All of that work paid off once Murray got to high school. After he guided Morrilton to the Arkansas State Junior High championship, Murray averaged 16.3 points and 11 rebounds in his three seasons with the varsity Devil Dogs. He was named all-state three times and was tabbed the Class 2A state tournament’s Most Valuable Player after he led Morrilton to a 5740 victory over Monticello in the final.
Murray’s high level of play only increased when he went arrived at Arkansas Tech. As a 6-foot-3 forward, he averaged nearly 22 points in 1973-74, his first year with the Wonder Boys. His 608 points is the most by a freshman at Arkansas Tech. He’d go on to average double figures in each of his final three years while bullying his way up the school’s scoring charts.
Murray ranks in the top 10 of just about every major statistical category at Arkansas Tech, including seventh in points (1,946) and scoring average (18.5), fifth in made field goals (764), third in fieldgoal attempts (1,806) and fifth in free throws made (418). If there were a three-point line available back then, it’s a good bet that Murray would be positioned among the program’s best in that category as well.

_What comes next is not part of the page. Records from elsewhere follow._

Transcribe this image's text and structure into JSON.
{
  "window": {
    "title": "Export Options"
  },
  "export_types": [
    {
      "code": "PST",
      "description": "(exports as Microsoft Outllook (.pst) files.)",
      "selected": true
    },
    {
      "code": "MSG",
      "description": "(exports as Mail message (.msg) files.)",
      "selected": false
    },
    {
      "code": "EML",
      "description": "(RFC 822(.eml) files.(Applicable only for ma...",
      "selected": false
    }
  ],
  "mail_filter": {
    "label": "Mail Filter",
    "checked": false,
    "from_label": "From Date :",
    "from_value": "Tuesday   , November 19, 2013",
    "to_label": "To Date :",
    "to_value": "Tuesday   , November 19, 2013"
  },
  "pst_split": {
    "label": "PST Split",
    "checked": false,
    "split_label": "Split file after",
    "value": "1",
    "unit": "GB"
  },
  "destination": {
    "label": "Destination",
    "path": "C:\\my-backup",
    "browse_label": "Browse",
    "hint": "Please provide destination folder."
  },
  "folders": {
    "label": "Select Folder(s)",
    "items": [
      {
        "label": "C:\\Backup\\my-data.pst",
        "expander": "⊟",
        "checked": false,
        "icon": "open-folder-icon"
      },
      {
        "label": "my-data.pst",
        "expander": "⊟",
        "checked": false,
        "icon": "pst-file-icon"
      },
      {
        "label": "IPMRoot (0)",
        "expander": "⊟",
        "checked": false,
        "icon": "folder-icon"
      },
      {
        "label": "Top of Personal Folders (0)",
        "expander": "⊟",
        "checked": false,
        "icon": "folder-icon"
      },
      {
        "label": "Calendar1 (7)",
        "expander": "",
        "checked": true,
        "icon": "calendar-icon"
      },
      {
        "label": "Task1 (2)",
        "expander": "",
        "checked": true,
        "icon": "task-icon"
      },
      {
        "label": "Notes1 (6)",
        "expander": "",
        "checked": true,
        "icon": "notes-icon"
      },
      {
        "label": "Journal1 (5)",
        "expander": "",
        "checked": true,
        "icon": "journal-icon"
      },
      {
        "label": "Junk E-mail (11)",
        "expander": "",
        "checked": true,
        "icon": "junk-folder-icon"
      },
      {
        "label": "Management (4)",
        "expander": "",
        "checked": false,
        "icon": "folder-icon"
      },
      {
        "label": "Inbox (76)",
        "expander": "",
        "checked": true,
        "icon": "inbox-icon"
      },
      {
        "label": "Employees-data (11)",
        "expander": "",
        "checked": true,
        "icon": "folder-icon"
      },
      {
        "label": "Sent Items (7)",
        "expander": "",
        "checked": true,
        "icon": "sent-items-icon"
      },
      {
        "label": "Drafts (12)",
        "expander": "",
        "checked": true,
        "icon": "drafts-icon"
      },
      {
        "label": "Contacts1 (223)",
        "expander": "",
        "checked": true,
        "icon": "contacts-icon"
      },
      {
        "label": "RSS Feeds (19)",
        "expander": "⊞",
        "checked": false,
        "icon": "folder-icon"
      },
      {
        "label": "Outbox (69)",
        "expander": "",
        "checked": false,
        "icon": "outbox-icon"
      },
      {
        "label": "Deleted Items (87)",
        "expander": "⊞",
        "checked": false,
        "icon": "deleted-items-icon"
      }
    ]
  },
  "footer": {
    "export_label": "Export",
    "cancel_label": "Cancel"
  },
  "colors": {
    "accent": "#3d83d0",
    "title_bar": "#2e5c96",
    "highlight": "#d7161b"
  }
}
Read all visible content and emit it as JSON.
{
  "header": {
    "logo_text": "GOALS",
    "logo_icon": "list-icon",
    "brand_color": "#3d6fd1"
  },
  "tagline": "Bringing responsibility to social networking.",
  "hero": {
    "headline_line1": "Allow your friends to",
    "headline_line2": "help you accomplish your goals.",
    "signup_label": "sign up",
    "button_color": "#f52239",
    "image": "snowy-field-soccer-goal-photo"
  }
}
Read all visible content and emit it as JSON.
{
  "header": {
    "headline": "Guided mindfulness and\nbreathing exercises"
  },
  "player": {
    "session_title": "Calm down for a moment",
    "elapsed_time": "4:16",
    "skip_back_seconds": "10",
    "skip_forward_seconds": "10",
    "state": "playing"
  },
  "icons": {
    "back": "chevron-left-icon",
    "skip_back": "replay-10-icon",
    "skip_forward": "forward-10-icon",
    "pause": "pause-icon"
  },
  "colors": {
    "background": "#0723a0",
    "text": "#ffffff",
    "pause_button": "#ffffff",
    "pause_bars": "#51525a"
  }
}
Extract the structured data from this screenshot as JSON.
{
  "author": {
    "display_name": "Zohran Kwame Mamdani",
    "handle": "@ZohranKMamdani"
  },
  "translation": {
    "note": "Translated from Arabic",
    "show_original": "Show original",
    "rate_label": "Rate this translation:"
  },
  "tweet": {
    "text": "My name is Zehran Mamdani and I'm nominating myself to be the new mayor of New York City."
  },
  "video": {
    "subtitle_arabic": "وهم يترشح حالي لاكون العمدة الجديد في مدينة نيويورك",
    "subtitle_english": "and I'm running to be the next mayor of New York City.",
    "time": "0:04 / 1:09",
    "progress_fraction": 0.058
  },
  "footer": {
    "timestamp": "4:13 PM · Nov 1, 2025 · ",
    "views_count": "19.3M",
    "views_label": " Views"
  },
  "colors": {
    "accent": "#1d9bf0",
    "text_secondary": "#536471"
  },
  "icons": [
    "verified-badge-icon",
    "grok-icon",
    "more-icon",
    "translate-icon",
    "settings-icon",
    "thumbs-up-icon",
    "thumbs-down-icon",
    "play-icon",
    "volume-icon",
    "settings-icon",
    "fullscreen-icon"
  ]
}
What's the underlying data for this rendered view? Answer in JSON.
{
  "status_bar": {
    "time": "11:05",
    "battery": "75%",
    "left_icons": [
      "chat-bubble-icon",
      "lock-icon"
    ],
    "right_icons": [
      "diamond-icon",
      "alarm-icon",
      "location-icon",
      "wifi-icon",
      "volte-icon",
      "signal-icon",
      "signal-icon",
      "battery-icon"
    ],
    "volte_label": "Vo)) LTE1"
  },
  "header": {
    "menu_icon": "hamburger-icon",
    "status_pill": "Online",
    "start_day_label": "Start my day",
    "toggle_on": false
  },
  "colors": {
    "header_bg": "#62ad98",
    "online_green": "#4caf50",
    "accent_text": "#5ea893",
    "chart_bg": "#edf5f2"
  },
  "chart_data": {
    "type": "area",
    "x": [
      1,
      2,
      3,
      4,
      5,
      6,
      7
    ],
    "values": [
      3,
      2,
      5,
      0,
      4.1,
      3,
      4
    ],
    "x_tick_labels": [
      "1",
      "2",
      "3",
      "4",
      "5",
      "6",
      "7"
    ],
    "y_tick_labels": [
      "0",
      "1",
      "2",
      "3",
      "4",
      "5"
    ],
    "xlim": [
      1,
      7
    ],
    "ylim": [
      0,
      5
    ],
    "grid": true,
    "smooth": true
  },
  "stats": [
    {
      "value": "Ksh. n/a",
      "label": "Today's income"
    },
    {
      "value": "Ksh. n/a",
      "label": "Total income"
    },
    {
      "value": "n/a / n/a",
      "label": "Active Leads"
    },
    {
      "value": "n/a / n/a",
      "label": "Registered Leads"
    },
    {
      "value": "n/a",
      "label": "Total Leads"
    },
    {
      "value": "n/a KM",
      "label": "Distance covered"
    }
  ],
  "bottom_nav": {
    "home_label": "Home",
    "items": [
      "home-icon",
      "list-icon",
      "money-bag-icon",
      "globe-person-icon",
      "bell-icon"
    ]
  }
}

“I owe it all to Vernon Sizemore,” Murray said. “He taught me the game. There was so much that I took with me from junior high all the way through college just by learning from him. Matter of fact, he had a style, run and gun, that I used when I coached. So I basically ran the same offense from junior high all the way until I retired.
“If you’ve got talent, turn it loose. That’s what he did, and that’s what I did.”
Murray had a brief stint in the NBA with the New Orleans Jazz, but the pull to coach tugged at him. As it turns out, he never tugged back.
“When he started coaching, he never backed down from a challenge, never,” Miller said. “His mindset was, ‘Hey, we gonna lace them up and go at it.’ The kids would ask me what offense we were running, and I’d say, ‘Go’.
“He got up and down the floor when he played, and he made sure his teams played the same way.”
Murray’s head-coaching journey began at Plumerville and continued to Altheimer and Crawfordsville, the latter which he led to a championship in 1995. But Earle is where Murray made his mark.
He led the Bulldogs to six state titles (2008, 2010, 2012, 2016, 2017, 2018) until kidney issues forced him to step down after the team completed its three-peat in 2018.
“If [kidney] wouldn’t have failed, I would have two more,” said Murray, who finished his career with more than 1,100 victories as a coach and underwent successful kidney transplant surgery in July. “I knew I couldn’t coach while going through dialysis and everything. So I kind of faded out the picture.”
That picture may be faded, but Murray’s imprint is clearly etched on high school basketball in Arkansas.
“I still talk to him and get advice from him,” Miller said. “It’s good to have a hall of fame coach that you can call and talk with. In coaching, you’ve got to put your pride aside. I tell people all the time, guys like him, [Frankie] Gathen, [Larry] Bray, [Raymond] Cooper, all these Black coaches set the standard and paved the way for us to be where we are.
“I tell Marcus Brown up at West Memphis, Vernon Wilson at Osceola and those guys that it’s an honor to come in and coach behind those legends. We’re in a position to learn from them because they busted their butts to give guys like us a chance.”